Let me tell you a secret.
I hate accountability groups.
Oh, I know I shouldn’t say that.
I know they’re a valued part of many churches and youth groups, a way to keep wayward teens accountable for their actions.
I know that as a youth pastor, I’m supposed to love them.
But I don’t.
Instead, I despise them because of how unhealthy they usually are.
Consider, for a moment, the set of questions that most accountability groups for teenage boys use:
1) How often have you looked at porn this week?
2) How often have you masturbated?
3) When did you lust after someone this week?
4) Have you gone farther than you should have with your girlfriend?
5) How else have you sinned this week?
How can such questions do anything other than make someone feel like a failure?
How can such questions do anything other than make someone feel guilty or inadequate?
Rather than help students turn their eyes to Jesus, the author and perfecter of our faith, such questions instead turn our attention inward, towards ourselves and our sin. Rather than equip us to do God’s kingdom work in community with others, such questions make us retreat into ourselves, paralyzed by guilt and shame.
Ironically, this is, I think, the opposite of what we intend when we, as youth workers, establish accountability groups in the first place.
After all, being accountable means being responsible to someone for some action. Such a definition actually implies community and dependence on one another, two things that are vitally important to the formation of a consequential faith. Knowing this, recently I began to rethink accountability groups.
This summer, my student leaders and I read and discussed Help! I’m a Student Leader by Doug Fields. In this book, Doug says, “One of the best ways not to lose focus on God is to ask another leader to hold you accountable. Invite that person to ask you tough questions about your heart’s condition and your spiritual growth.”
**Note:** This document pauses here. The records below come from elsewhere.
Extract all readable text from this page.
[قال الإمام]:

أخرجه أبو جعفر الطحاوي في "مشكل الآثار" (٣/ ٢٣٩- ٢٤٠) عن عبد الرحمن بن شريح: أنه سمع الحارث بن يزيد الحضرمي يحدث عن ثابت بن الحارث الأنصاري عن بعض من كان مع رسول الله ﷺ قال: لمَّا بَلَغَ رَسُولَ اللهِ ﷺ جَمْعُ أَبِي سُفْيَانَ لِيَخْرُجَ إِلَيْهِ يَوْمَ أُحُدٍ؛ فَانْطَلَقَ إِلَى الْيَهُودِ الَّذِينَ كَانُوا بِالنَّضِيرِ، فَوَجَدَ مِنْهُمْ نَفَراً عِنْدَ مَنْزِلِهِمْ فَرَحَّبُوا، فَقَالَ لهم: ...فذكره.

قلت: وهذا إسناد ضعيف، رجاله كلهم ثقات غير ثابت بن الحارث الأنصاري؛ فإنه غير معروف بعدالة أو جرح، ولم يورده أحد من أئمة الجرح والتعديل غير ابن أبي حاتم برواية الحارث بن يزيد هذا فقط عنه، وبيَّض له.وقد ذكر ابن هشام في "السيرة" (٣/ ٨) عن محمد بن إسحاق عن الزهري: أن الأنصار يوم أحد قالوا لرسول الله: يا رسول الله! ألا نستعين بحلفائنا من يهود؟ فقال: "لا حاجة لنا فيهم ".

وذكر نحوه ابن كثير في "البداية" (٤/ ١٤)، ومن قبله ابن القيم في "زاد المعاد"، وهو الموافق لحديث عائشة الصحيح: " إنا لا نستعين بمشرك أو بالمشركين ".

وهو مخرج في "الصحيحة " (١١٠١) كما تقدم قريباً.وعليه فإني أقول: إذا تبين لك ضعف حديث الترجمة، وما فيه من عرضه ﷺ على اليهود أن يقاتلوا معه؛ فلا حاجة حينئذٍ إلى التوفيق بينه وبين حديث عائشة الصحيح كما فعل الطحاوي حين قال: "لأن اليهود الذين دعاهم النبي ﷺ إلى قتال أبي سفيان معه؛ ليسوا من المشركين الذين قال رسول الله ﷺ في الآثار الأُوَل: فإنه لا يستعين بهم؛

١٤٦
Despite my negative bias toward accountability groups, I wanted to challenge my student leaders to grow in both their faith and community. As a result, we discussed the idea of accountability groups. We wrestled with how asking one another tough questions might challenge us to grow as leaders and followers of Jesus. We then discussed this question, “In order to help each other be the best, most effective leaders possible, what questions might it be good for us to ask one other about both our role as leaders and our spiritual growth?”
Together, my leaders then came up with a new list of accountability questions:
1) How did you successfully welcome people into our youth ministry this week?
2) What did you specifically contribute to our youth ministry this week?
3) What are you still thinking about from our last youth ministry gathering? How is that impacting your faith and life?
4) What are you doing on your own to grow closer to Jesus? What progress have you made on the spiritual goal you set this summer?
Unlike your typical set of accountability questions, these focus not on our failures, but on Jesus. They also focus on what we’re doing well in our faith journeys rather than on what we’re doing wrong. As a result, they simultaneously encourage students while also challenging them to grow in their faith. This, in turn, binds them together and provokes them “to love and good deeds.”
That’s an accountability group that even I can get behind.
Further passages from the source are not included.